“Sea of children lost in the supermarket” works

I actually got a glimpse of the orphan works problem from the other side just a few days ago, when I was contacted by the MIT OpenCourseWare program and asked if I would be willing to grant permission for them to use some of my material in a course they were posting online. In this case, the material was a single PowerPoint slide from a single lecture in the course. I hadn’t made the slide, but it quoted a single sentence from one of my papers and included a photo of me a friend had taken while I was still in grad school. I happily printed out the two-page license giving them the right to use the material, put it in a stamped envelope and mailed it back to them. The license file was slightly over ten times as long as the material I was licensing.

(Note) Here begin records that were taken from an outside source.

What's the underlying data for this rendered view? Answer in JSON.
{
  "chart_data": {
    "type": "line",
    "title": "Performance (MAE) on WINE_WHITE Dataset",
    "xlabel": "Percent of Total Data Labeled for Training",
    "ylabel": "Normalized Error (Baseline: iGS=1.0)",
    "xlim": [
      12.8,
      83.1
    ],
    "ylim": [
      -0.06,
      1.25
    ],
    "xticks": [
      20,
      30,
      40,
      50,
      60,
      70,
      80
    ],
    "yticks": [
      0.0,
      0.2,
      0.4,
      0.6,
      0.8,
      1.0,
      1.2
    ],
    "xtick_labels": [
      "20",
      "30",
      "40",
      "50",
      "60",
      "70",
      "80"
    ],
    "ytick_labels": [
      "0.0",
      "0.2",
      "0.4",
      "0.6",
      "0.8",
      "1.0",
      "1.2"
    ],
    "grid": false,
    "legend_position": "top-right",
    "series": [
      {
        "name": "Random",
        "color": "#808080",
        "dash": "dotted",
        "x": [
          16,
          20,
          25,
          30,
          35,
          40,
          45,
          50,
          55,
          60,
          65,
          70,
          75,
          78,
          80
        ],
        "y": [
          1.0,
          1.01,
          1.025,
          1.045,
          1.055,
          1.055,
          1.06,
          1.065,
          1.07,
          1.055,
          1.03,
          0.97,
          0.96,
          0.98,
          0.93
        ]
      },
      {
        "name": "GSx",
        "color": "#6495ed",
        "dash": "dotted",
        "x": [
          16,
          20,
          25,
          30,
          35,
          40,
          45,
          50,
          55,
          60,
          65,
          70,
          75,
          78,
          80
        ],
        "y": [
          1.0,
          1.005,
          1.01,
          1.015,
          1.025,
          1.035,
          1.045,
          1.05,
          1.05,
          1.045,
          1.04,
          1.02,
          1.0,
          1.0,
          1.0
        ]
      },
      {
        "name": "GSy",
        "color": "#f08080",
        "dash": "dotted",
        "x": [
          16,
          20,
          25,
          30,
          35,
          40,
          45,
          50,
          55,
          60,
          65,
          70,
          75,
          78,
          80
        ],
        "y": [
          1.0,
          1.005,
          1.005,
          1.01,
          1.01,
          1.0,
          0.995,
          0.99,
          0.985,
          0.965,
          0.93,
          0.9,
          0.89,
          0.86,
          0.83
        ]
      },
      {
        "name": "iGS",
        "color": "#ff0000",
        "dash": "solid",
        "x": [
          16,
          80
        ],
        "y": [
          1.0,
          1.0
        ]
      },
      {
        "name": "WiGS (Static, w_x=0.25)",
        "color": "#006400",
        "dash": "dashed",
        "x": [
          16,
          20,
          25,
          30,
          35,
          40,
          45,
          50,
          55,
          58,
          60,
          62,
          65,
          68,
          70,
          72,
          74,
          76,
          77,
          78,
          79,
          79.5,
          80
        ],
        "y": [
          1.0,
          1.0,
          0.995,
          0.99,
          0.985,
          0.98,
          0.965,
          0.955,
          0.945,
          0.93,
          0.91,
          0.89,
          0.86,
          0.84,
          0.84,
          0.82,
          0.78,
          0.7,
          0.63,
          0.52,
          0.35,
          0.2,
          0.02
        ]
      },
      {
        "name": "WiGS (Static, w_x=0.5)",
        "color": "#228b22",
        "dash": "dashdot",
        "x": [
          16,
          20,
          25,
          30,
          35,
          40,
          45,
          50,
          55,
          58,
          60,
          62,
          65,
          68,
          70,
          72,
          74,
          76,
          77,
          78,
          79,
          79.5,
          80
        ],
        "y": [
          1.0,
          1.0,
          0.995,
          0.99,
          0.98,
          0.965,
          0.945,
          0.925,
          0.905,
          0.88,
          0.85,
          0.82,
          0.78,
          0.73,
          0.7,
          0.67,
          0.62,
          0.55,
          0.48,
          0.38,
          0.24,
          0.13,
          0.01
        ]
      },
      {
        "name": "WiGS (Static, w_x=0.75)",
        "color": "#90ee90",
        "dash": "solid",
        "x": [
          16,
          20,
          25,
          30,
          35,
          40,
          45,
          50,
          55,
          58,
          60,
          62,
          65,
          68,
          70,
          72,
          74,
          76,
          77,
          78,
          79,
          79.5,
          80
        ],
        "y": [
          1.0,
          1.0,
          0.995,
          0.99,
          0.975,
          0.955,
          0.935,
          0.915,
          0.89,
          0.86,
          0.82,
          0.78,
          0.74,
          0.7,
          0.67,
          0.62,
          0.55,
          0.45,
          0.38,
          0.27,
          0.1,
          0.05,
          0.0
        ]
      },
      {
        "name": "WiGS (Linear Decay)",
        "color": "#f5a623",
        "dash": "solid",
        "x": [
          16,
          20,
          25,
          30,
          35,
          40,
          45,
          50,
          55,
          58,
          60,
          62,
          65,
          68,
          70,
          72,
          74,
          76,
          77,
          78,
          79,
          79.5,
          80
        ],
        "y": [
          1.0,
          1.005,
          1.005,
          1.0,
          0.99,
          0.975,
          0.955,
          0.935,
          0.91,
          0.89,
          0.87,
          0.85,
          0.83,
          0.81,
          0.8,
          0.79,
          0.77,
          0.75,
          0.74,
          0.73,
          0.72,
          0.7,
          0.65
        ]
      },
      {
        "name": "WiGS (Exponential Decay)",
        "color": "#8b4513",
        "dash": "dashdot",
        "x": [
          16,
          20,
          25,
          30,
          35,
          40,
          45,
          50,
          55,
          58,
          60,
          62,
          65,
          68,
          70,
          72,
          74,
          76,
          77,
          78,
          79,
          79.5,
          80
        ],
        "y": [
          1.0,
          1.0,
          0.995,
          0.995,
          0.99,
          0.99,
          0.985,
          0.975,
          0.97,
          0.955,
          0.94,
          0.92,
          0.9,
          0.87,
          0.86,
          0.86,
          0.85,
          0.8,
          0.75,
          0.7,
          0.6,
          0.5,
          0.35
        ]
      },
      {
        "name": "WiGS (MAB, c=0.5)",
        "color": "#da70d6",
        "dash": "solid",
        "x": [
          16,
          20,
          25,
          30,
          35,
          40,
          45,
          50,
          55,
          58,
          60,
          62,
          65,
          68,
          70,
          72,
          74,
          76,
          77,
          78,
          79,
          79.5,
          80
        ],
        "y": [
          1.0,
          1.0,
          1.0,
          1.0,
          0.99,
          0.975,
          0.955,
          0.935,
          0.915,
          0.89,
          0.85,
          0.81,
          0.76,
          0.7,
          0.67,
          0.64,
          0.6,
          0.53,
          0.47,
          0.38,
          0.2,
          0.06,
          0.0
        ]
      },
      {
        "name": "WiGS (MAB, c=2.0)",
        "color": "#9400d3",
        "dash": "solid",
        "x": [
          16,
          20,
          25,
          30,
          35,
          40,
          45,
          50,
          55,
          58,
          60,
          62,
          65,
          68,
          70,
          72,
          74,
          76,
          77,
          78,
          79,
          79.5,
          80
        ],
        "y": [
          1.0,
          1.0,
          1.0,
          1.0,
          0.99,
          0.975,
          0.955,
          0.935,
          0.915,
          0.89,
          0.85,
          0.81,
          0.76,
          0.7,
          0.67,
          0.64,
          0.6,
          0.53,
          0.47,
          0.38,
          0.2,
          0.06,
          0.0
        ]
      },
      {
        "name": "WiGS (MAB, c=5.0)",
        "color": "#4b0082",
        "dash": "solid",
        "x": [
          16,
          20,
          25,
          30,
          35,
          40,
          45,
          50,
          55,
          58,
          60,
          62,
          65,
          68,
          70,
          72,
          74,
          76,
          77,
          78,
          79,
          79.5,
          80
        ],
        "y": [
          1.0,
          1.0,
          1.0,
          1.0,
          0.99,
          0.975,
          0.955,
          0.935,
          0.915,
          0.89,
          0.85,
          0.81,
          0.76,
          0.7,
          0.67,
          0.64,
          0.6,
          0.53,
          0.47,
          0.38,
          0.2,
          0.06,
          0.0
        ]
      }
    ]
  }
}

I suppose I can’t call this an orphan-works problem per say, since the slide had my name on it and it’s pretty easy to track me down online — perhaps this was just a child-lost-in-the-supermarket problem. Or in MIT’s case, a whole sea of children lost in the supermarket, each needing individual attention. (As Downward Battle points out, this is the same problem that has kept works like Eyes on the Prize out of the public eye for the past 10 years.) My heart goes out for two (and soon three) intellectual-property coordinators who are trying to dot all the i’s that make up even a single course.

And yet, though I didn’t think of it until after I sent back the forms, even I can’t be quite sure that I owned the rights to that material. It was a friend who took my photo, and we certainly didn’t talk about copyright issues at the time. More significantly, I can’t recall off the top of my head which of my papers the slide quoted from, and whether that was one of the journals or conferences that required me to sign over total ownership of the copyright to them before they’d publish. Should I have consulted my lawyer before giving MIT permission to talk about my work? I don’t have time for that kind of shenanigans, and besides, I’m a researcher — the whole point of my writing papers is so that what I’ve learned can be passed on to others.